What to do if you don’t pass the TOEFL the first time around
If you didn’t gain as high a mark as required on the Test of English as a Foreign Language (TOEFL), then there’s no need to worry. You can retake the test as many times as you like to gain a higher mark, as long as you don’t take it twice or more within 12 days. Because individual institutions set their own requirements, there is no standardised pass or fail mark and the score required varies; however, you should be sure to research the required score for your desired university or college so that you know what you are aiming for.
Benefits of Taking the Test a Second Time Round – Scores and Feedback
So how can taking the test a second time around benefit you?
Once you have taken the test for the first time, you’ll be in a much better position to evaluate your level of knowledge and identify areas where you need to brush up. After completing the test, you will receive scores in four sections (reading, listening, speaking and writing) in addition to your overall score. Individual scores in these four sections will highlight any particular strengths or weaknesses, so if you combine them with the performance feedback included in your official score record you’ll have an even better indication of your performance level. Even if you are happy with your mark but still think you could improve upon it, there’s certainly no harm in trying. After all, practice makes perfect.
How to Revise Smarter – Preparation, Practice Tests and Other Methods
If you didn’t do as well as expected, it is possible that you need to take a look at your revision style. Many people don’t really put much thought into the way they revise before an exam, but your method of revision could have a significant impact on your test score. If you usually just sit and read through your notes, try making revision cards to summarise the most important points. Or, if you learn best by association, try playing soft music in the background to stimulate a different part of your brain.
One of the most important elements of revising is to test yourself on a regular basis. Alternatively, you could get others to test you and/or you could incorporate practice tests based on the real thing. The advantage of the latter is that, like taking the real test, it gives you a clearer indication of your progress and current level.
There are a range of preparation materials available to help candidates prepare for the TOEFL test, so if you didn’t take advantage of these the first time round you may want to look at them for any subsequent attempt. Preparation materials include online practice tests, an official guide to the test and score reports. There’s even a planner to help set out your practice and revision schedule as well as handy skill-building tips. Some of these materials, such as the test sample questions and planner, are free so they’re well worth checking out.
Planners are highly recommended because they help set out deadlines and goals. Once you’ve set your goals you must make sure you stick to them. Revising over a longer period of time rather than rushing to cram everything in at the last minute can be more beneficial, because it enables you to revisit modules time and time again, rather than moving on and forgetting half of the previous module you looked at. Take some time to plan your revision schedule and don’t book another test in too quickly. It’s possible that you didn’t revise as much as you thought last time, or that you weren’t concentrating hard enough. Make sure you are calm and alert when revising and remove yourself from any distractions. Some education professionals recommend studying in short bursts and then going for a walk or taking a nap, and it can be helpful to see what kind of revision style really works for you.

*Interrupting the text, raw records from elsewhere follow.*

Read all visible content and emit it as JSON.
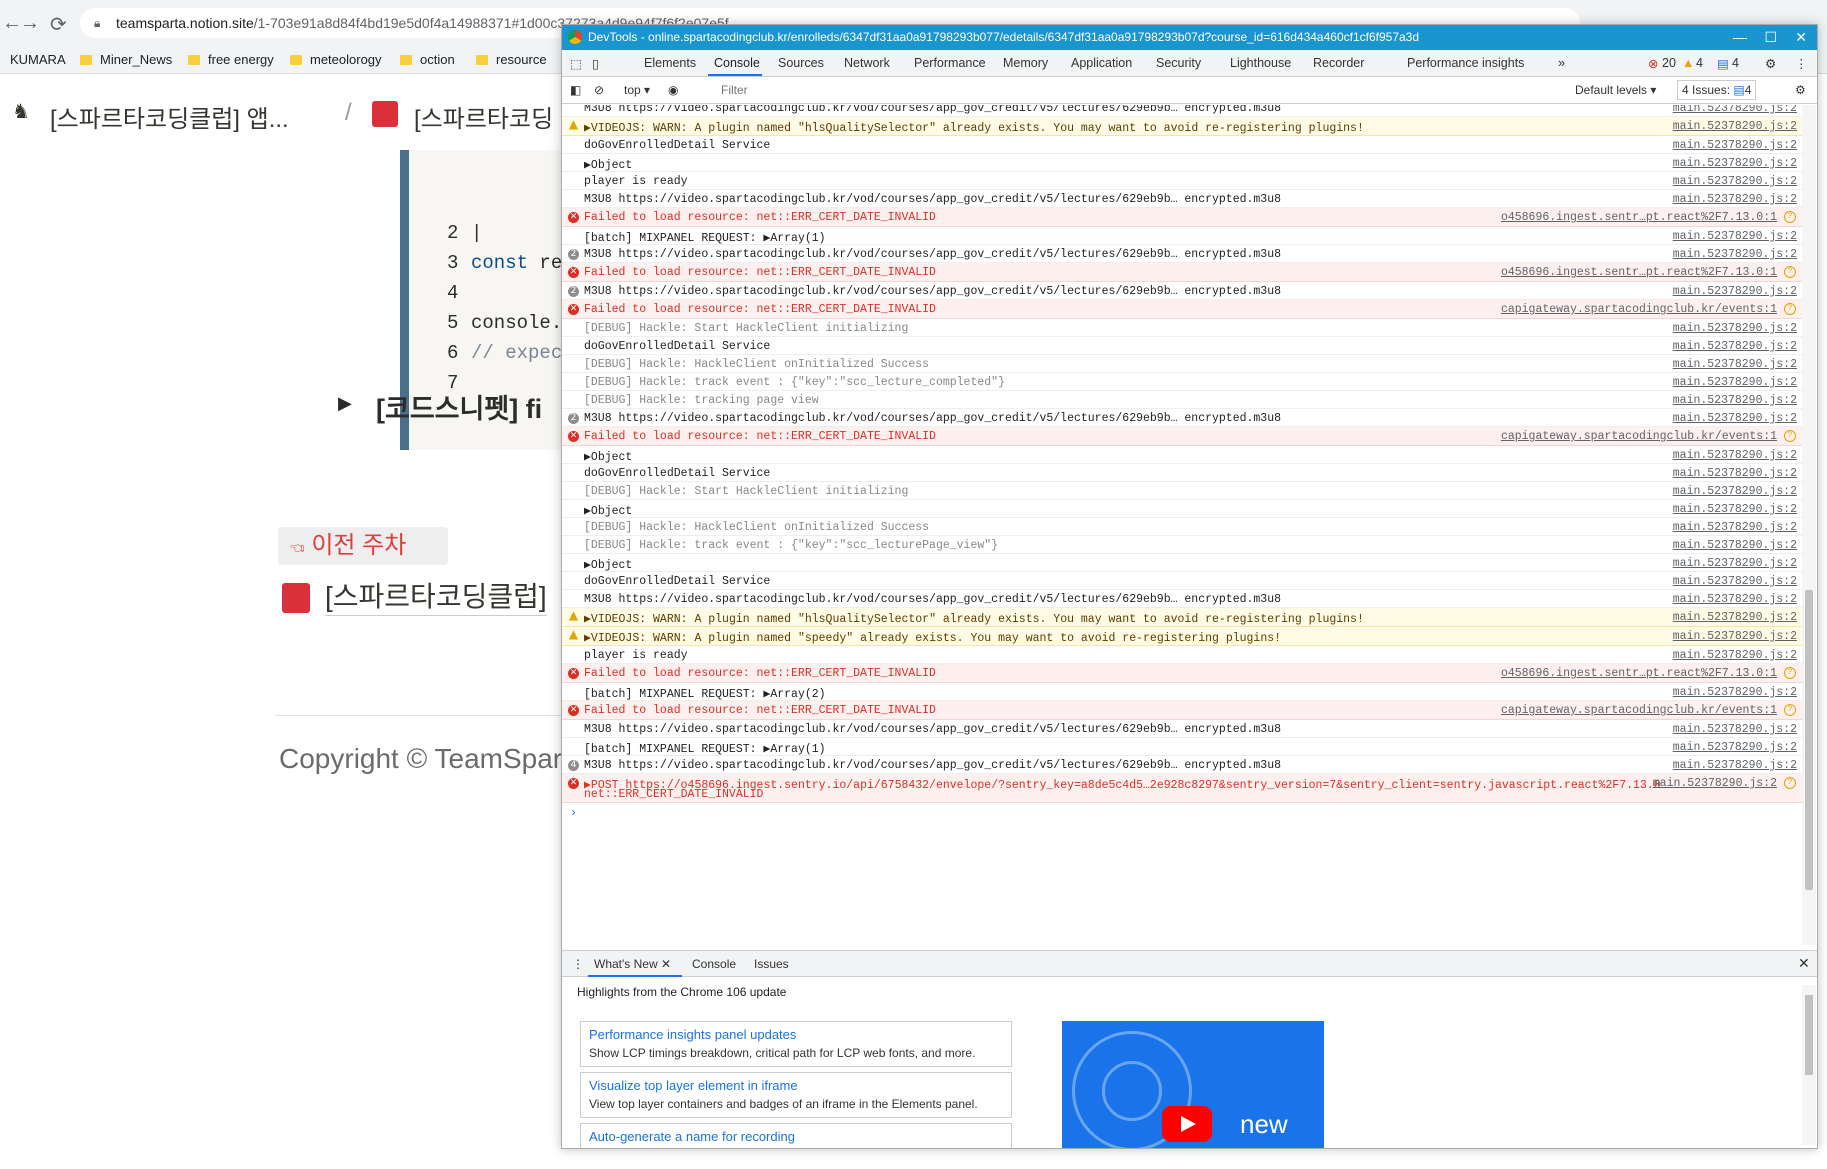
{
  "browser": {
    "url_host": "teamsparta.notion.site",
    "url_rest": "/1-703e91a8d84f4bd19e5d0f4a14988371#1d00c37273a4d9e94f7f6f2e07e5f",
    "bookmarks": [
      "KUMARA",
      "Miner_News",
      "free energy",
      "meteolorogy",
      "oction",
      "resource"
    ]
  },
  "notion": {
    "breadcrumb_1": "[스파르타코딩클럽] 앱...",
    "breadcrumb_sep": "/",
    "breadcrumb_2": "[스파르타코딩",
    "code_lines": [
      {
        "num": "2",
        "text": "|"
      },
      {
        "num": "3",
        "kw": "const",
        "text": " re"
      },
      {
        "num": "4",
        "text": ""
      },
      {
        "num": "5",
        "text": "console."
      },
      {
        "num": "6",
        "comment": "// expec"
      },
      {
        "num": "7",
        "text": ""
      }
    ],
    "toggle_text": "[코드스니펫] fi",
    "prev_week": "이전 주차",
    "prev_link": "[스파르타코딩클럽]",
    "copyright": "Copyright © TeamSpar"
  },
  "devtools": {
    "title": "DevTools - online.spartacodingclub.kr/enrolleds/6347df31aa0a91798293b077/edetails/6347df31aa0a91798293b07d?course_id=616d434a460cf1cf6f957a3d",
    "tabs": [
      "Elements",
      "Console",
      "Sources",
      "Network",
      "Performance",
      "Memory",
      "Application",
      "Security",
      "Lighthouse",
      "Recorder",
      "Performance insights"
    ],
    "more_tabs": "»",
    "error_count": "20",
    "warn_count": "4",
    "info_count": "4",
    "context": "top",
    "filter_placeholder": "Filter",
    "levels": "Default levels",
    "issues": "4 Issues:",
    "issues_count": "4",
    "rows": [
      {
        "type": "log",
        "text": "M3U8 https://video.spartacodingclub.kr/vod/courses/app_gov_credit/v5/lectures/629eb9b… encrypted.m3u8",
        "src": "main.52378290.js:2"
      },
      {
        "type": "warn",
        "text": "▶VIDEOJS: WARN: A plugin named \"hlsQualitySelector\" already exists. You may want to avoid re-registering plugins!",
        "src": "main.52378290.js:2"
      },
      {
        "type": "log",
        "text": "doGovEnrolledDetail Service",
        "src": "main.52378290.js:2"
      },
      {
        "type": "log",
        "text": "▶Object",
        "src": "main.52378290.js:2"
      },
      {
        "type": "log",
        "text": "player is ready",
        "src": "main.52378290.js:2"
      },
      {
        "type": "log",
        "text": "M3U8 https://video.spartacodingclub.kr/vod/courses/app_gov_credit/v5/lectures/629eb9b… encrypted.m3u8",
        "src": "main.52378290.js:2"
      },
      {
        "type": "err",
        "text": "Failed to load resource: net::ERR_CERT_DATE_INVALID",
        "src": "o458696.ingest.sentr…pt.react%2F7.13.0:1"
      },
      {
        "type": "log",
        "text": "[batch] MIXPANEL REQUEST: ▶Array(1)",
        "src": "main.52378290.js:2"
      },
      {
        "type": "log",
        "count": "2",
        "text": "M3U8 https://video.spartacodingclub.kr/vod/courses/app_gov_credit/v5/lectures/629eb9b… encrypted.m3u8",
        "src": "main.52378290.js:2"
      },
      {
        "type": "err",
        "text": "Failed to load resource: net::ERR_CERT_DATE_INVALID",
        "src": "o458696.ingest.sentr…pt.react%2F7.13.0:1"
      },
      {
        "type": "log",
        "count": "2",
        "text": "M3U8 https://video.spartacodingclub.kr/vod/courses/app_gov_credit/v5/lectures/629eb9b… encrypted.m3u8",
        "src": "main.52378290.js:2"
      },
      {
        "type": "err",
        "text": "Failed to load resource: net::ERR_CERT_DATE_INVALID",
        "src": "capigateway.spartacodingclub.kr/events:1"
      },
      {
        "type": "dbg",
        "text": "[DEBUG] Hackle: Start HackleClient initializing",
        "src": "main.52378290.js:2"
      },
      {
        "type": "log",
        "text": "doGovEnrolledDetail Service",
        "src": "main.52378290.js:2"
      },
      {
        "type": "dbg",
        "text": "[DEBUG] Hackle: HackleClient onInitialized Success",
        "src": "main.52378290.js:2"
      },
      {
        "type": "dbg",
        "text": "[DEBUG] Hackle: track event : {\"key\":\"scc_lecture_completed\"}",
        "src": "main.52378290.js:2"
      },
      {
        "type": "dbg",
        "text": "[DEBUG] Hackle: tracking page view",
        "src": "main.52378290.js:2"
      },
      {
        "type": "log",
        "count": "2",
        "text": "M3U8 https://video.spartacodingclub.kr/vod/courses/app_gov_credit/v5/lectures/629eb9b… encrypted.m3u8",
        "src": "main.52378290.js:2"
      },
      {
        "type": "err",
        "text": "Failed to load resource: net::ERR_CERT_DATE_INVALID",
        "src": "capigateway.spartacodingclub.kr/events:1"
      },
      {
        "type": "log",
        "text": "▶Object",
        "src": "main.52378290.js:2"
      },
      {
        "type": "log",
        "text": "doGovEnrolledDetail Service",
        "src": "main.52378290.js:2"
      },
      {
        "type": "dbg",
        "text": "[DEBUG] Hackle: Start HackleClient initializing",
        "src": "main.52378290.js:2"
      },
      {
        "type": "log",
        "text": "▶Object",
        "src": "main.52378290.js:2"
      },
      {
        "type": "dbg",
        "text": "[DEBUG] Hackle: HackleClient onInitialized Success",
        "src": "main.52378290.js:2"
      },
      {
        "type": "dbg",
        "text": "[DEBUG] Hackle: track event : {\"key\":\"scc_lecturePage_view\"}",
        "src": "main.52378290.js:2"
      },
      {
        "type": "log",
        "text": "▶Object",
        "src": "main.52378290.js:2"
      },
      {
        "type": "log",
        "text": "doGovEnrolledDetail Service",
        "src": "main.52378290.js:2"
      },
      {
        "type": "log",
        "text": "M3U8 https://video.spartacodingclub.kr/vod/courses/app_gov_credit/v5/lectures/629eb9b… encrypted.m3u8",
        "src": "main.52378290.js:2"
      },
      {
        "type": "warn",
        "text": "▶VIDEOJS: WARN: A plugin named \"hlsQualitySelector\" already exists. You may want to avoid re-registering plugins!",
        "src": "main.52378290.js:2"
      },
      {
        "type": "warn",
        "text": "▶VIDEOJS: WARN: A plugin named \"speedy\" already exists. You may want to avoid re-registering plugins!",
        "src": "main.52378290.js:2"
      },
      {
        "type": "log",
        "text": "player is ready",
        "src": "main.52378290.js:2"
      },
      {
        "type": "err",
        "text": "Failed to load resource: net::ERR_CERT_DATE_INVALID",
        "src": "o458696.ingest.sentr…pt.react%2F7.13.0:1"
      },
      {
        "type": "log",
        "text": "[batch] MIXPANEL REQUEST: ▶Array(2)",
        "src": "main.52378290.js:2"
      },
      {
        "type": "err",
        "text": "Failed to load resource: net::ERR_CERT_DATE_INVALID",
        "src": "capigateway.spartacodingclub.kr/events:1"
      },
      {
        "type": "log",
        "text": "M3U8 https://video.spartacodingclub.kr/vod/courses/app_gov_credit/v5/lectures/629eb9b… encrypted.m3u8",
        "src": "main.52378290.js:2"
      },
      {
        "type": "log",
        "text": "[batch] MIXPANEL REQUEST: ▶Array(1)",
        "src": "main.52378290.js:2"
      },
      {
        "type": "log",
        "count": "4",
        "text": "M3U8 https://video.spartacodingclub.kr/vod/courses/app_gov_credit/v5/lectures/629eb9b… encrypted.m3u8",
        "src": "main.52378290.js:2"
      },
      {
        "type": "err",
        "tall": true,
        "text": "▶POST https://o458696.ingest.sentry.io/api/6758432/envelope/?sentry_key=a8de5c4d5…2e928c8297&sentry_version=7&sentry_client=sentry.javascript.react%2F7.13.0",
        "text2": "net::ERR_CERT_DATE_INVALID",
        "src": "main.52378290.js:2"
      }
    ],
    "drawer_tabs": [
      "What's New",
      "Console",
      "Issues"
    ],
    "highlights": "Highlights from the Chrome 106 update",
    "cards": [
      {
        "title": "Performance insights panel updates",
        "desc": "Show LCP timings breakdown, critical path for LCP web fonts, and more."
      },
      {
        "title": "Visualize top layer element in iframe",
        "desc": "View top layer containers and badges of an iframe in the Elements panel."
      },
      {
        "title": "Auto-generate a name for recording",
        "desc": ""
      }
    ],
    "video_text": "new"
  }
}
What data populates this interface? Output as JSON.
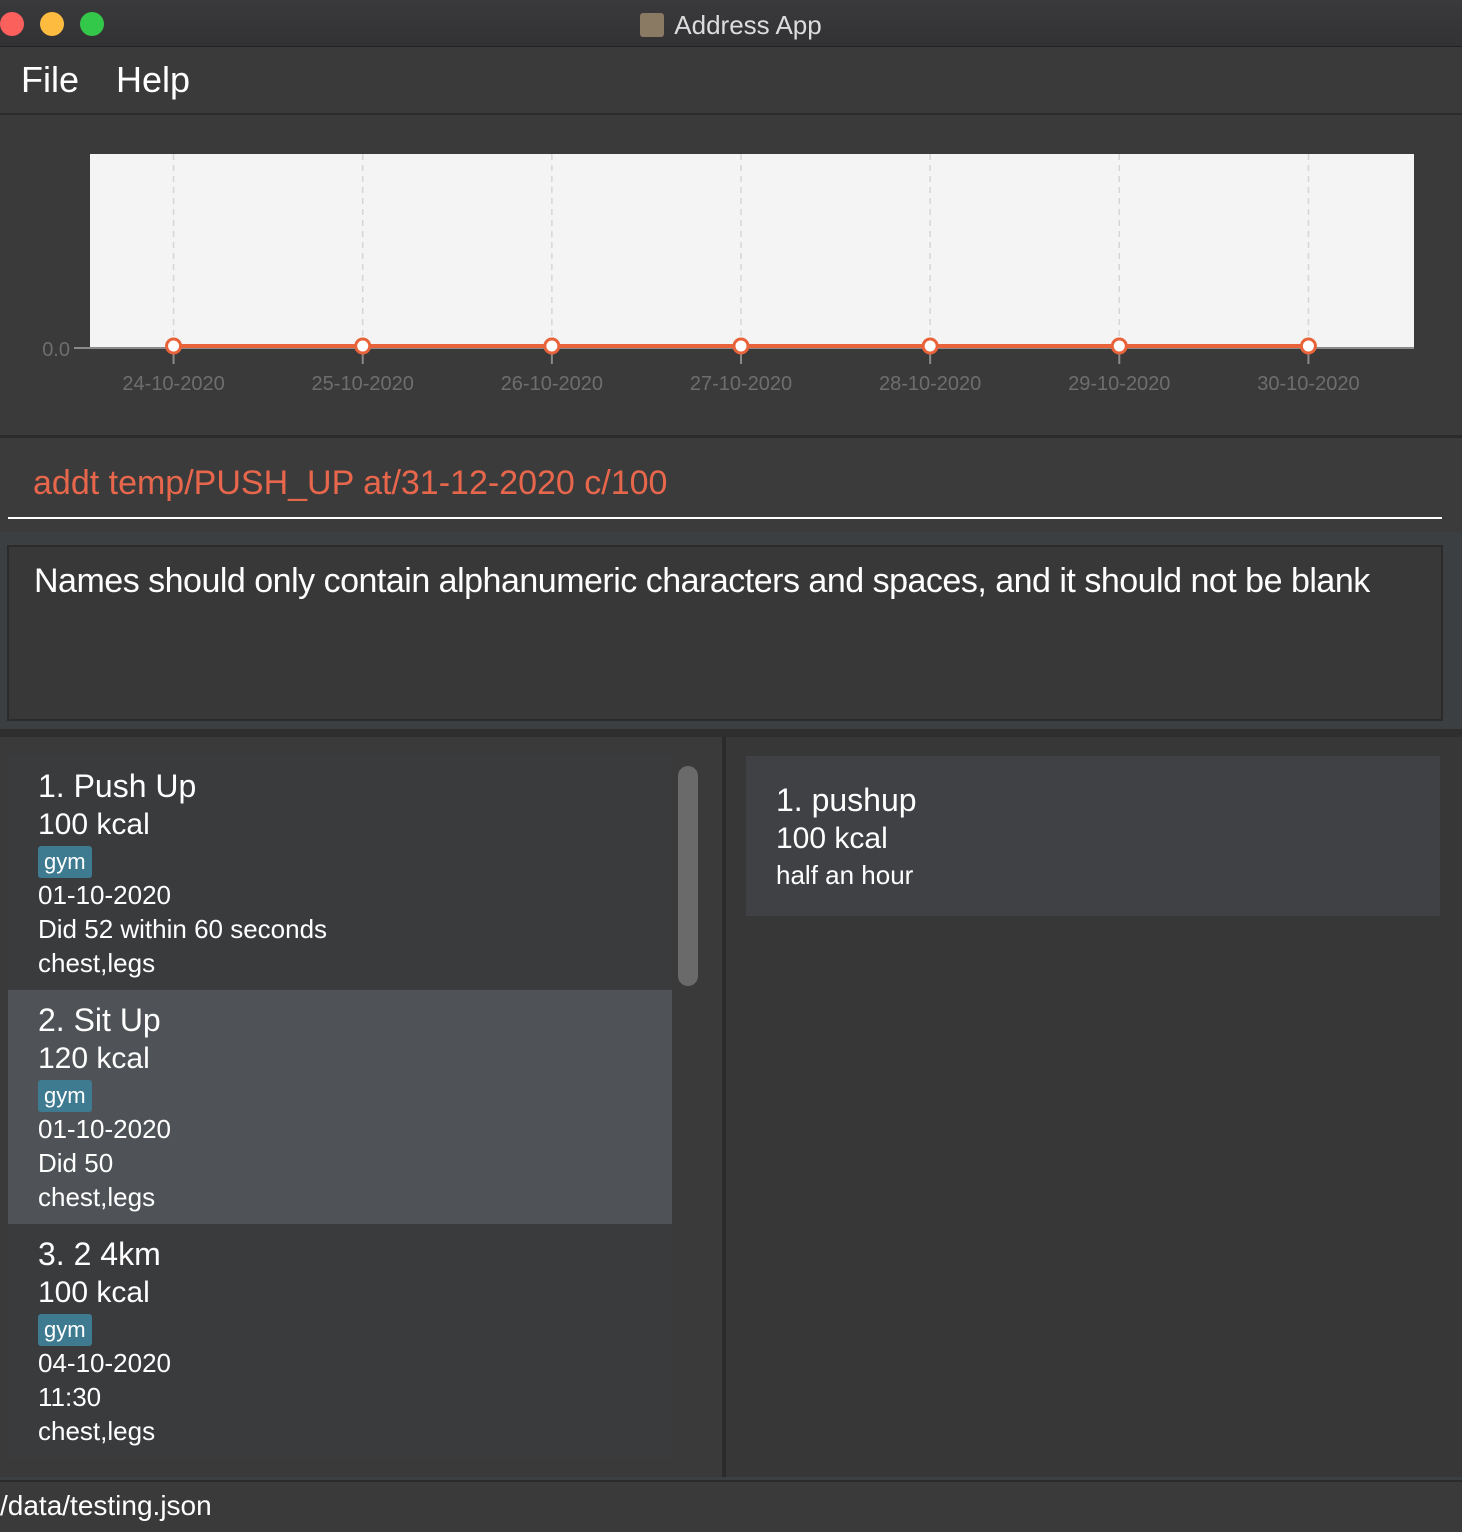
{
  "window": {
    "title": "Address App"
  },
  "menu": {
    "file": "File",
    "help": "Help"
  },
  "chart_data": {
    "type": "line",
    "categories": [
      "24-10-2020",
      "25-10-2020",
      "26-10-2020",
      "27-10-2020",
      "28-10-2020",
      "29-10-2020",
      "30-10-2020"
    ],
    "values": [
      0,
      0,
      0,
      0,
      0,
      0,
      0
    ],
    "y_tick_labels": [
      "0.0"
    ],
    "ylim": [
      0,
      1
    ],
    "grid": true,
    "colors": {
      "line": "#e8633a",
      "plot_bg": "#f4f4f4",
      "tick_label": "#6e6e6e"
    }
  },
  "command": {
    "text": "addt temp/PUSH_UP at/31-12-2020 c/100"
  },
  "result": {
    "text": "Names should only contain alphanumeric characters and spaces, and it should not be blank"
  },
  "exercises": [
    {
      "title": "1.  Push Up",
      "kcal": "100  kcal",
      "tag": "gym",
      "date": "01-10-2020",
      "desc": "Did 52 within 60 seconds",
      "muscles": "chest,legs"
    },
    {
      "title": "2.  Sit Up",
      "kcal": "120  kcal",
      "tag": "gym",
      "date": "01-10-2020",
      "desc": "Did 50",
      "muscles": "chest,legs"
    },
    {
      "title": "3.  2 4km",
      "kcal": "100  kcal",
      "tag": "gym",
      "date": "04-10-2020",
      "desc": "11:30",
      "muscles": "chest,legs"
    }
  ],
  "templates": [
    {
      "title": "1.  pushup",
      "kcal": "100  kcal",
      "duration": "half an hour"
    }
  ],
  "status": {
    "path": "/data/testing.json"
  }
}
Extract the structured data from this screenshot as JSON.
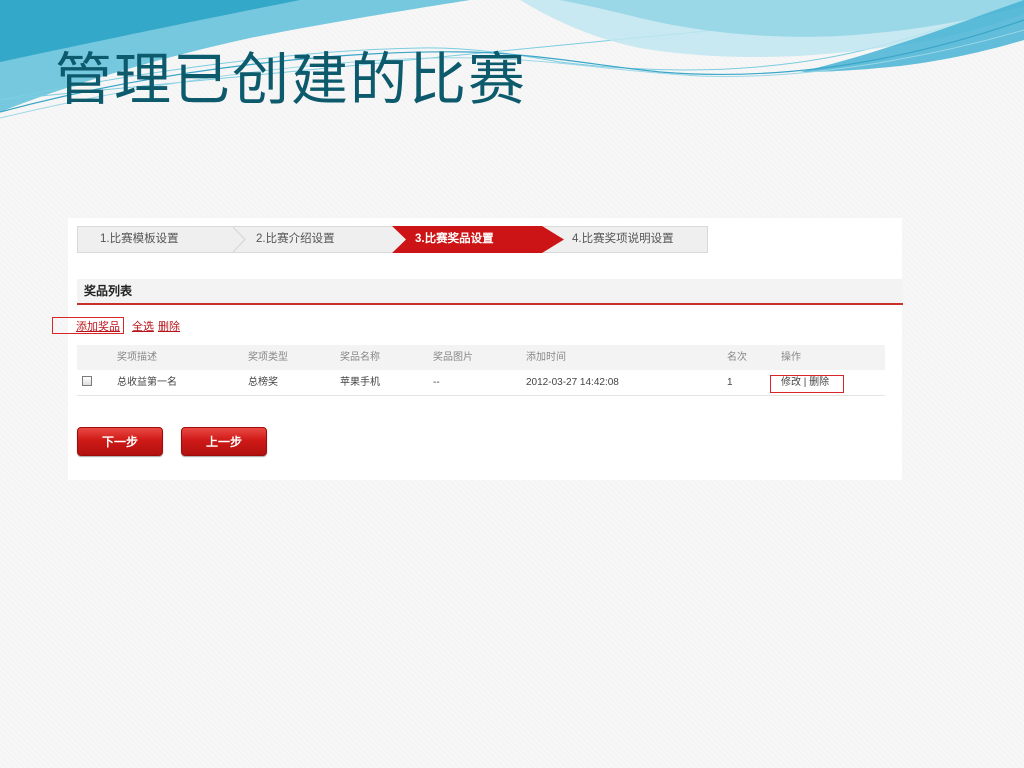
{
  "slide": {
    "title": "管理已创建的比赛"
  },
  "steps": [
    {
      "label": "1.比赛模板设置",
      "active": false
    },
    {
      "label": "2.比赛介绍设置",
      "active": false
    },
    {
      "label": "3.比赛奖品设置",
      "active": true
    },
    {
      "label": "4.比赛奖项说明设置",
      "active": false
    }
  ],
  "section": {
    "title": "奖品列表"
  },
  "actions": {
    "add_prize": "添加奖品",
    "select_all": "全选",
    "delete": "删除"
  },
  "table": {
    "columns": [
      "奖项描述",
      "奖项类型",
      "奖品名称",
      "奖品图片",
      "添加时间",
      "名次",
      "操作"
    ],
    "rows": [
      {
        "checked": false,
        "description": "总收益第一名",
        "type": "总榜奖",
        "name": "苹果手机",
        "image": "--",
        "added_time": "2012-03-27 14:42:08",
        "rank": "1",
        "edit": "修改",
        "separator": "|",
        "delete": "删除"
      }
    ]
  },
  "buttons": {
    "next": "下一步",
    "prev": "上一步"
  },
  "colors": {
    "title": "#0c5a6c",
    "accent": "#cc1417",
    "link": "#b8141a",
    "wave": "#57bfd9"
  }
}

It is perfectly acceptable to take the TOEFL a second time round, or as many times as you need to. If you gained your bachelor’s or equivalent degree in your home country and are looking to further your study with a postgraduate course in the UK, practicing for a higher mark on the TOEFL will only leave you better prepared for when you make the move. Taking note of scores and feedback can help point out weaknesses, while incorporating smarter revision practices, including practice tests, helps with information integration and recall.